Guided by the Yoda-like YouDog, players must learn how to tame the Vim, resolve the conflicts, and bring Greenberry back to harmony. Along the way they’re presented with questions and a choice of answers measuring their degree of empathy and other SEL attributes.

You’ve got three choices. Pick the wrong answer, and you’ll get a lesson in sensitivity from YouDog.

Each chapter teaches 20 distinct SEL skills, such as listening, managing emotions, or expressing gratitude. As each chapter is completed, parents get a report detailing how well their child did. The first chapter of the book-like adventure is available for free in the iTunes Store. New chapters will start to become available in June for around $5 apiece.

To be frank, this is not the most exciting game your child will ever play. The first chapter is didactic, slow, and unlikely to lure anyone away from Minecraft, Runescape, or Club Penguin. (I’m told things get livelier in Chapter 2.) But Hawkins says the rewards are more subtle and long lasting.

“This game is not about advancing in levels; it’s about teaching compassion,” he said. “You’re like the Jimmy Stewart character in It’s a Wonderful Life. You see how the town ends up in tatters without you, and it’s up to you to make it right.”

Learning to cope
Though IF… is probably the most ambitious and well-funded attempt to employ gaming techniques to teach kids emotional skills, it’s not the only one. The Social Express uses Pixar-like animation to teach kids age 5 and up how to read emotional clues and react to them appropriately.

The Social Express starts by teaching kids how to recognize their own emotions, and then how to apply coping skills.

Rather than embed lessons inside the plot of a role-playing game, The Social Express uses brief webisodes that target specific situations and model appropriate behavior, CEO Marc Zimmerman says.

Kids can apply those lessons to their own lives via a 99 cent Android or iOS app called My Digital Problem Solver.
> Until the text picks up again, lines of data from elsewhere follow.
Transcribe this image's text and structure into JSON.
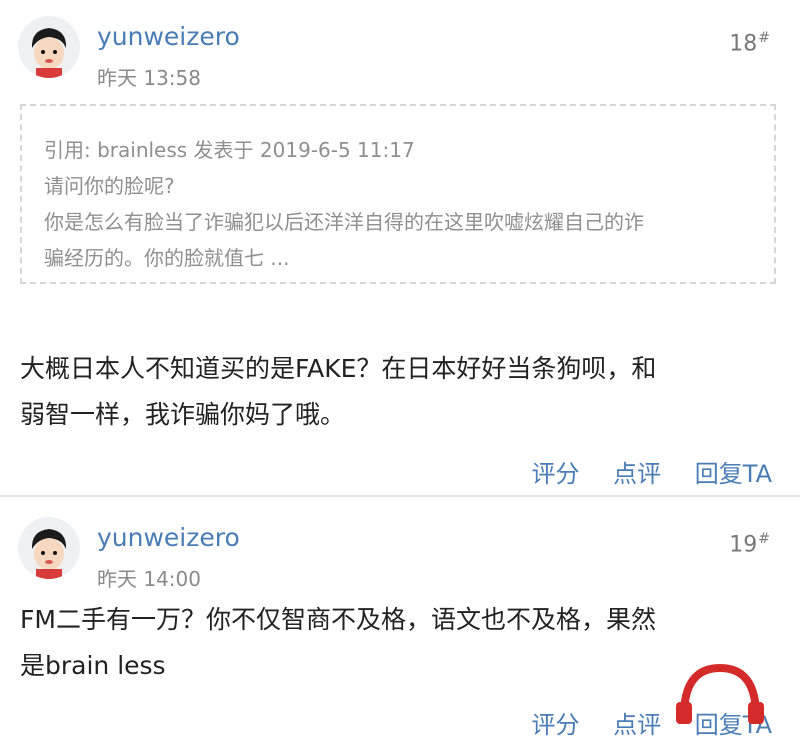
{
  "posts": [
    {
      "username": "yunweizero",
      "time": "昨天 13:58",
      "floor_number": "18",
      "floor_mark": "#",
      "quote": {
        "header": "引用: brainless 发表于 2019-6-5 11:17",
        "lines": [
          "请问你的脸呢?",
          "你是怎么有脸当了诈骗犯以后还洋洋自得的在这里吹嘘炫耀自己的诈",
          "骗经历的。你的脸就值七 ..."
        ]
      },
      "body_lines": [
        "大概日本人不知道买的是FAKE？在日本好好当条狗呗，和",
        "弱智一样，我诈骗你妈了哦。"
      ],
      "actions": {
        "rate": "评分",
        "comment": "点评",
        "reply": "回复TA"
      }
    },
    {
      "username": "yunweizero",
      "time": "昨天 14:00",
      "floor_number": "19",
      "floor_mark": "#",
      "body_lines": [
        "FM二手有一万？你不仅智商不及格，语文也不及格，果然",
        "是brain less"
      ],
      "actions": {
        "rate": "评分",
        "comment": "点评",
        "reply": "回复TA"
      }
    }
  ],
  "colors": {
    "link": "#4a7db5",
    "meta": "#8a8a8a",
    "quote_border": "#d6d6d6",
    "watermark": "#d42a2a"
  },
  "icons": {
    "avatar": "cartoon-boy-avatar-icon",
    "watermark": "headphones-logo-icon"
  }
}
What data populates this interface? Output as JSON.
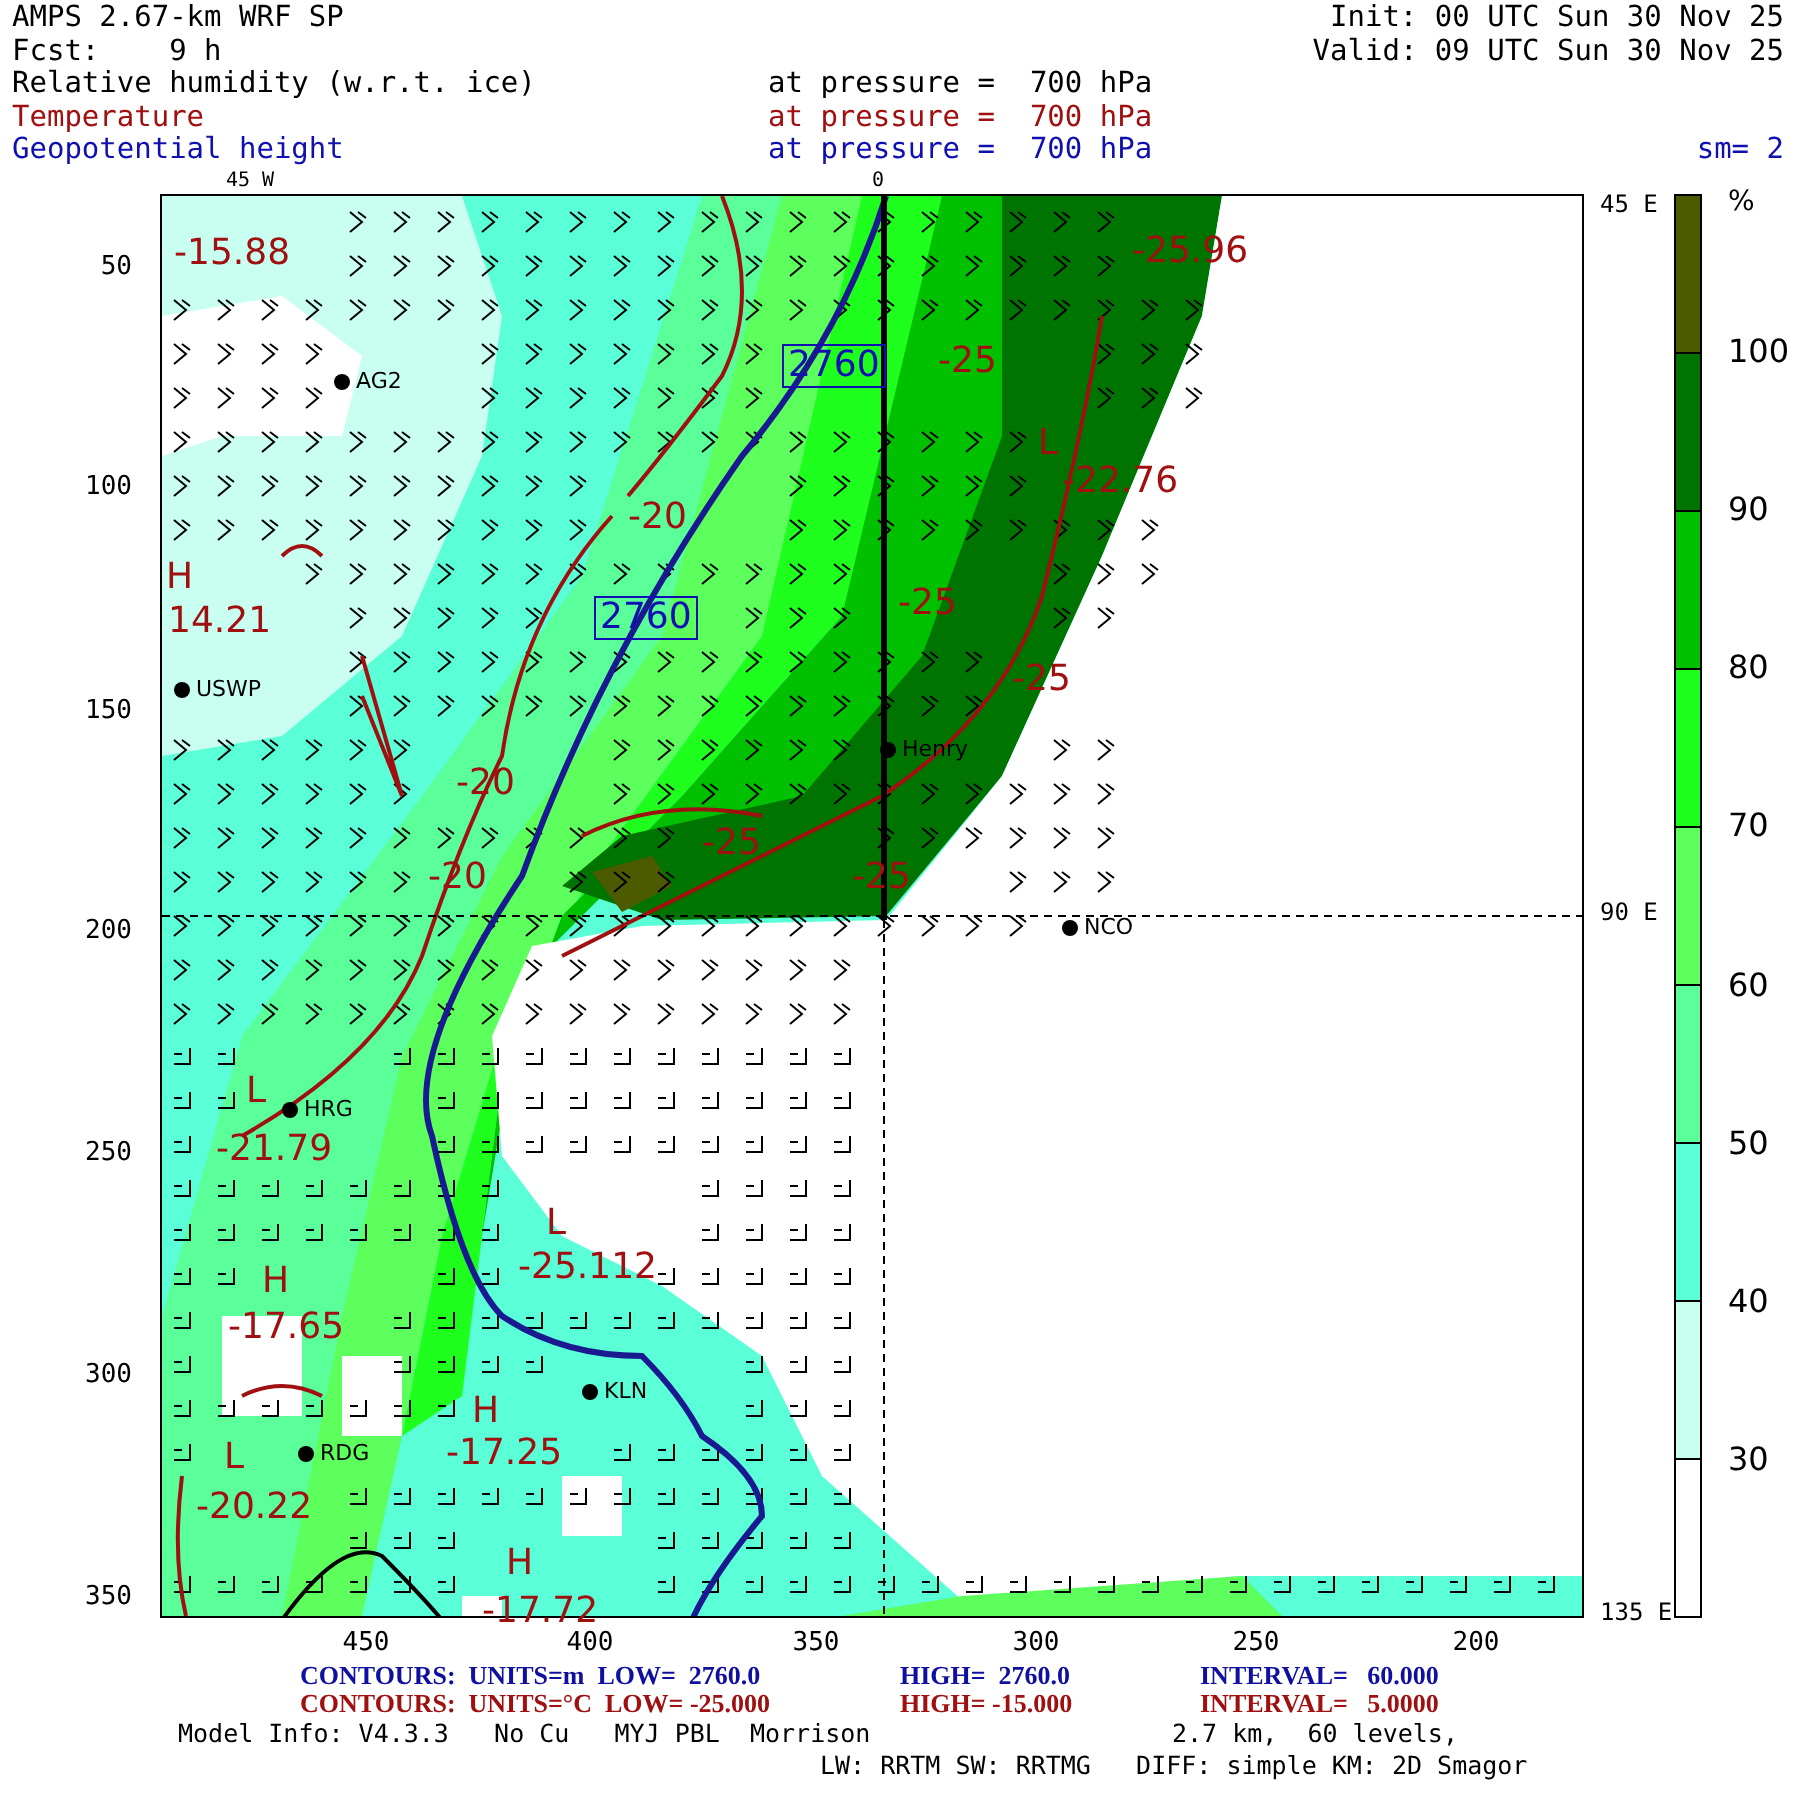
{
  "header": {
    "title": "AMPS 2.67-km WRF SP",
    "init": "Init: 00 UTC Sun 30 Nov 25",
    "forecast": "Fcst:    9 h",
    "valid": "Valid: 09 UTC Sun 30 Nov 25",
    "fields": [
      {
        "kind": "shaded",
        "name": "Relative humidity (w.r.t. ice)",
        "level": "at pressure =  700 hPa"
      },
      {
        "kind": "temperature",
        "name": "Temperature",
        "level": "at pressure =  700 hPa"
      },
      {
        "kind": "height",
        "name": "Geopotential height",
        "level": "at pressure =  700 hPa"
      }
    ],
    "smoothing": "sm= 2"
  },
  "map": {
    "top_labels": [
      "45 W",
      "0"
    ],
    "y_ticks": [
      "50",
      "100",
      "150",
      "200",
      "250",
      "300",
      "350"
    ],
    "x_ticks": [
      "450",
      "400",
      "350",
      "300",
      "250",
      "200"
    ],
    "right_labels": [
      "45 E",
      "90 E",
      "135 E"
    ],
    "labels": [
      {
        "kind": "temperature",
        "text": "-15.88"
      },
      {
        "kind": "station",
        "text": "AG2"
      },
      {
        "kind": "height",
        "text": "2760"
      },
      {
        "kind": "temperature",
        "text": "-25"
      },
      {
        "kind": "temperature",
        "text": "-25.96"
      },
      {
        "kind": "center",
        "text": "L"
      },
      {
        "kind": "temperature",
        "text": "-22.76"
      },
      {
        "kind": "temperature",
        "text": "-20"
      },
      {
        "kind": "center",
        "text": "H"
      },
      {
        "kind": "temperature",
        "text": "14.21"
      },
      {
        "kind": "height",
        "text": "2760"
      },
      {
        "kind": "temperature",
        "text": "-25"
      },
      {
        "kind": "temperature",
        "text": "-25"
      },
      {
        "kind": "station",
        "text": "USWP"
      },
      {
        "kind": "station",
        "text": "Henry"
      },
      {
        "kind": "temperature",
        "text": "-20"
      },
      {
        "kind": "temperature",
        "text": "-25"
      },
      {
        "kind": "temperature",
        "text": "-25"
      },
      {
        "kind": "temperature",
        "text": "-20"
      },
      {
        "kind": "station",
        "text": "NCO"
      },
      {
        "kind": "center",
        "text": "L"
      },
      {
        "kind": "station",
        "text": "HRG"
      },
      {
        "kind": "temperature",
        "text": "-21.79"
      },
      {
        "kind": "center",
        "text": "L"
      },
      {
        "kind": "temperature",
        "text": "-25.112"
      },
      {
        "kind": "center",
        "text": "H"
      },
      {
        "kind": "temperature",
        "text": "-17.65"
      },
      {
        "kind": "station",
        "text": "KLN"
      },
      {
        "kind": "center",
        "text": "H"
      },
      {
        "kind": "center",
        "text": "L"
      },
      {
        "kind": "station",
        "text": "RDG"
      },
      {
        "kind": "temperature",
        "text": "-17.25"
      },
      {
        "kind": "temperature",
        "text": "-20.22"
      },
      {
        "kind": "center",
        "text": "H"
      },
      {
        "kind": "temperature",
        "text": "-17.72"
      }
    ]
  },
  "legend": {
    "unit": "%",
    "bins": [
      {
        "color": "#4c5a00"
      },
      {
        "color": "#007400",
        "label": "100"
      },
      {
        "color": "#00c000",
        "label": "90"
      },
      {
        "color": "#1eff1e",
        "label": "80"
      },
      {
        "color": "#5cff5c",
        "label": "70"
      },
      {
        "color": "#5aff9a",
        "label": "60"
      },
      {
        "color": "#5affd8",
        "label": "50"
      },
      {
        "color": "#c8fff0",
        "label": "40"
      },
      {
        "color": "#ffffff",
        "label": "30"
      }
    ]
  },
  "contour_info": [
    {
      "kind": "height",
      "parts": [
        "CONTOURS:  UNITS=m  LOW=  2760.0",
        "HIGH=  2760.0",
        "INTERVAL=   60.000"
      ]
    },
    {
      "kind": "temperature",
      "parts": [
        "CONTOURS:  UNITS=°C  LOW= -25.000",
        "HIGH= -15.000",
        "INTERVAL=   5.0000"
      ]
    }
  ],
  "model_info": {
    "line_1": "Model Info: V4.3.3   No Cu   MYJ PBL  Morrison",
    "resolution": "2.7 km,  60 levels,",
    "line_2": "LW: RRTM SW: RRTMG   DIFF: simple KM: 2D Smagor"
  }
}
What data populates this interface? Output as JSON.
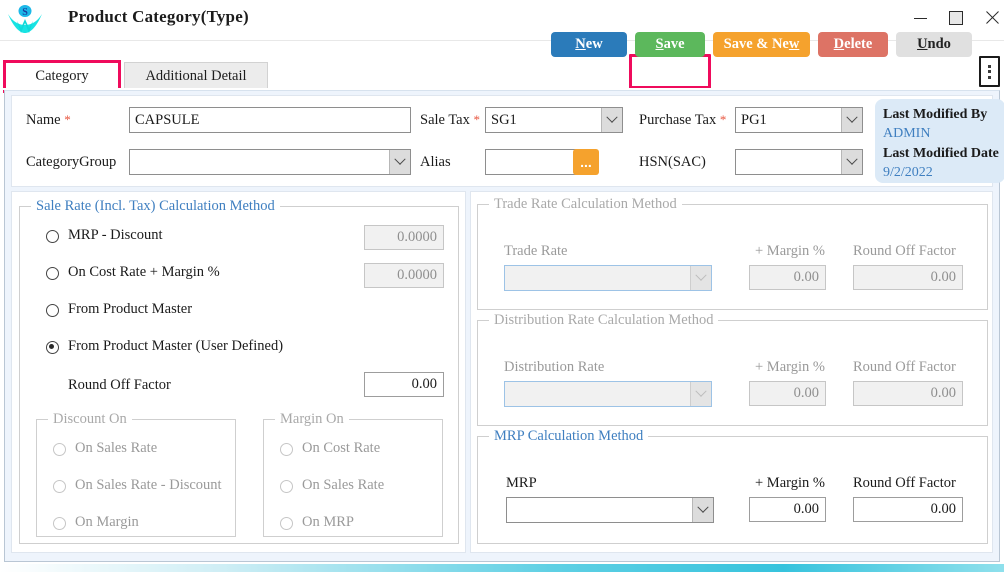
{
  "window": {
    "title": "Product Category(Type)",
    "logo_icon": "company-logo-icon",
    "minimize_icon": "minimize-icon",
    "maximize_icon": "maximize-icon",
    "close_icon": "close-icon"
  },
  "toolbar": {
    "new_label": "New",
    "new_accel": "N",
    "save_label": "Save",
    "save_accel": "S",
    "save_new_label": "Save & New",
    "save_new_accel": "w",
    "delete_label": "Delete",
    "delete_accel": "D",
    "undo_label": "Undo",
    "undo_accel": "U",
    "overflow_icon": "kebab-menu-icon",
    "colors": {
      "new": "#2b7bba",
      "save": "#5cb85c",
      "save_new": "#f5a22d",
      "delete": "#dd7365",
      "undo": "#e0e0e0",
      "highlight": "#ef0b5c"
    }
  },
  "tabs": [
    {
      "label": "Category",
      "active": true
    },
    {
      "label": "Additional Detail",
      "active": false
    }
  ],
  "form": {
    "name_label": "Name",
    "name_required": "*",
    "name_value": "CAPSULE",
    "category_group_label": "CategoryGroup",
    "category_group_value": "",
    "sale_tax_label": "Sale Tax",
    "sale_tax_required": "*",
    "sale_tax_value": "SG1",
    "alias_label": "Alias",
    "alias_value": "",
    "alias_browse_label": "...",
    "purchase_tax_label": "Purchase Tax",
    "purchase_tax_required": "*",
    "purchase_tax_value": "PG1",
    "hsn_label": "HSN(SAC)",
    "hsn_value": ""
  },
  "last_modified": {
    "by_label": "Last Modified By",
    "by_value": "ADMIN",
    "date_label": "Last Modified Date",
    "date_value": "9/2/2022",
    "background": "#dceaf7",
    "value_color": "#3f7fc0"
  },
  "sale_rate": {
    "legend": "Sale Rate (Incl. Tax) Calculation Method",
    "options": [
      {
        "label": "MRP - Discount",
        "checked": false,
        "value": "0.0000",
        "value_disabled": true
      },
      {
        "label": "On Cost Rate + Margin %",
        "checked": false,
        "value": "0.0000",
        "value_disabled": true
      },
      {
        "label": "From Product Master",
        "checked": false
      },
      {
        "label": "From Product Master (User Defined)",
        "checked": true
      }
    ],
    "round_off_label": "Round Off Factor",
    "round_off_value": "0.00",
    "discount_on": {
      "legend": "Discount On",
      "disabled": true,
      "options": [
        {
          "label": "On Sales Rate",
          "checked": false
        },
        {
          "label": "On Sales Rate - Discount",
          "checked": false
        },
        {
          "label": "On Margin",
          "checked": false
        }
      ]
    },
    "margin_on": {
      "legend": "Margin On",
      "disabled": true,
      "options": [
        {
          "label": "On Cost Rate",
          "checked": false
        },
        {
          "label": "On Sales Rate",
          "checked": false
        },
        {
          "label": "On MRP",
          "checked": false
        }
      ]
    }
  },
  "trade_rate": {
    "legend": "Trade Rate Calculation Method",
    "disabled": true,
    "rate_label": "Trade Rate",
    "rate_value": "",
    "margin_label": "+ Margin %",
    "margin_value": "0.00",
    "round_off_label": "Round Off Factor",
    "round_off_value": "0.00"
  },
  "distribution_rate": {
    "legend": "Distribution Rate Calculation Method",
    "disabled": true,
    "rate_label": "Distribution Rate",
    "rate_value": "",
    "margin_label": "+ Margin %",
    "margin_value": "0.00",
    "round_off_label": "Round Off Factor",
    "round_off_value": "0.00"
  },
  "mrp": {
    "legend": "MRP Calculation Method",
    "disabled": false,
    "rate_label": "MRP",
    "rate_value": "",
    "margin_label": "+ Margin %",
    "margin_value": "0.00",
    "round_off_label": "Round Off Factor",
    "round_off_value": "0.00"
  }
}
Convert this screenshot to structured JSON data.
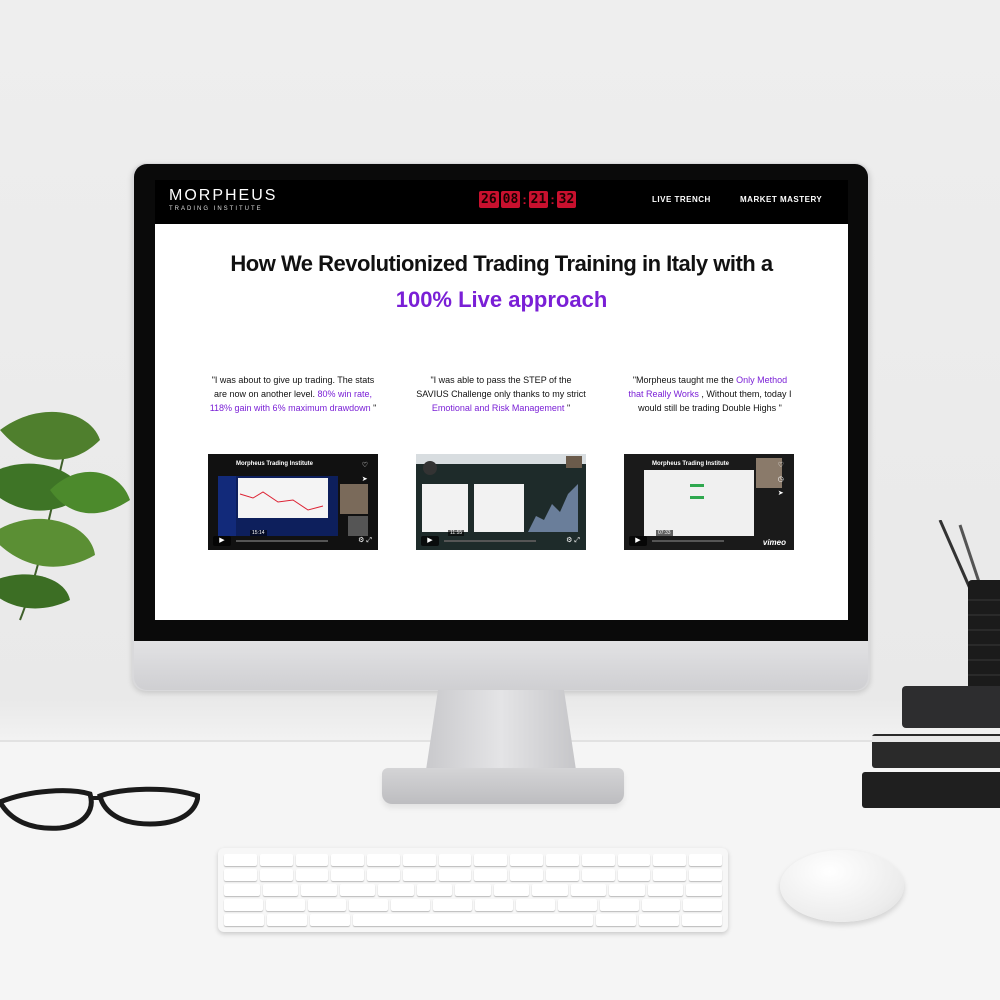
{
  "site": {
    "logo": {
      "name": "MORPHEUS",
      "tagline": "TRADING INSTITUTE"
    },
    "countdown": {
      "segments": [
        "26",
        "08",
        "21",
        "32"
      ]
    },
    "nav": [
      {
        "label": "LIVE TRENCH"
      },
      {
        "label": "MARKET MASTERY"
      }
    ]
  },
  "hero": {
    "line1": "How We Revolutionized Trading Training in Italy with a",
    "line2": "100% Live approach"
  },
  "testimonials": [
    {
      "parts": [
        {
          "text": "\"I was about to give up trading. The stats are now on another level. ",
          "highlight": false
        },
        {
          "text": "80% win rate, 118% gain with 6% maximum drawdown",
          "highlight": true
        },
        {
          "text": " \"",
          "highlight": false
        }
      ],
      "video": {
        "title": "Morpheus Trading Institute",
        "duration": "15:14"
      }
    },
    {
      "parts": [
        {
          "text": "\"I was able to pass the STEP of the SAVIUS Challenge only thanks to my strict ",
          "highlight": false
        },
        {
          "text": "Emotional and Risk Management",
          "highlight": true
        },
        {
          "text": " \"",
          "highlight": false
        }
      ],
      "video": {
        "title": "",
        "duration": "11:55"
      }
    },
    {
      "parts": [
        {
          "text": "\"Morpheus taught me the ",
          "highlight": false
        },
        {
          "text": "Only Method that Really Works",
          "highlight": true
        },
        {
          "text": " , Without them, today I would still be trading  Double Highs \"",
          "highlight": false
        }
      ],
      "video": {
        "title": "Morpheus Trading Institute",
        "duration": "07:33",
        "brand": "vimeo"
      }
    }
  ],
  "colors": {
    "accent": "#7a1fd6",
    "timer": "#c8102e",
    "topbar": "#000000"
  }
}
My DPS lets kids choose an image that shows how they feel at the moment (frustrated, scared, mad, or whatever) and then select a coping strategy like taking deep breaths or “positive self talk” to calm down.

In use by more than 100 school districts across the country, The Social Express is also available to families for $5 a month per child. Parents can track their child’s progress through the lessons via a free mobile app.

IF….. and The Social Express are two examples of a small but growing genre of digital works that explore emotions besides fear and anger, which tend to dominate most video games, said Tanner Higgin, senior manager for education content at Common Sense Media.

“There’s a wide range of feelings like loneliness, trepidation, and guilt that have remained largely untapped,” he said. “Over the last few years we’ve started to see a lot more games that implicitly or explicitly build social skills and expand the emotional spectrum.”

The play’s the thing
Respecting other people’s feelings, sharing, being empathetic — aren’t these things kids should be learning from their parents, not from a screen? I asked Janice Toben, founder of the Institute for Social and Emotional Learning, who consulted on the curriculum baked into IF… .

Yes, she replied. But she added that many parents lack the ability to model those traits themselves, especially during emotionally charged encounters with their children. So, for example, instead of calmly explaining that a violent video game is detrimental to a child’s emotional development, they are instead tempted to rip the cables from the Xbox and hurl it into the street. 

“Parents want to be able to create a common vocabulary around things like calming down, listening to each other, and getting along, but not everyone knows how to do it,” she said. “I think a game like IF… can help, if the parents are interested and involved.”

Research has shown that playing games can sharpen a child’s problem-solving skills (not to mention his aim and his reflexes). If games can boost his IQ, why not his EQ? At the very least it’s worth a shot — metaphorically speaking, of course.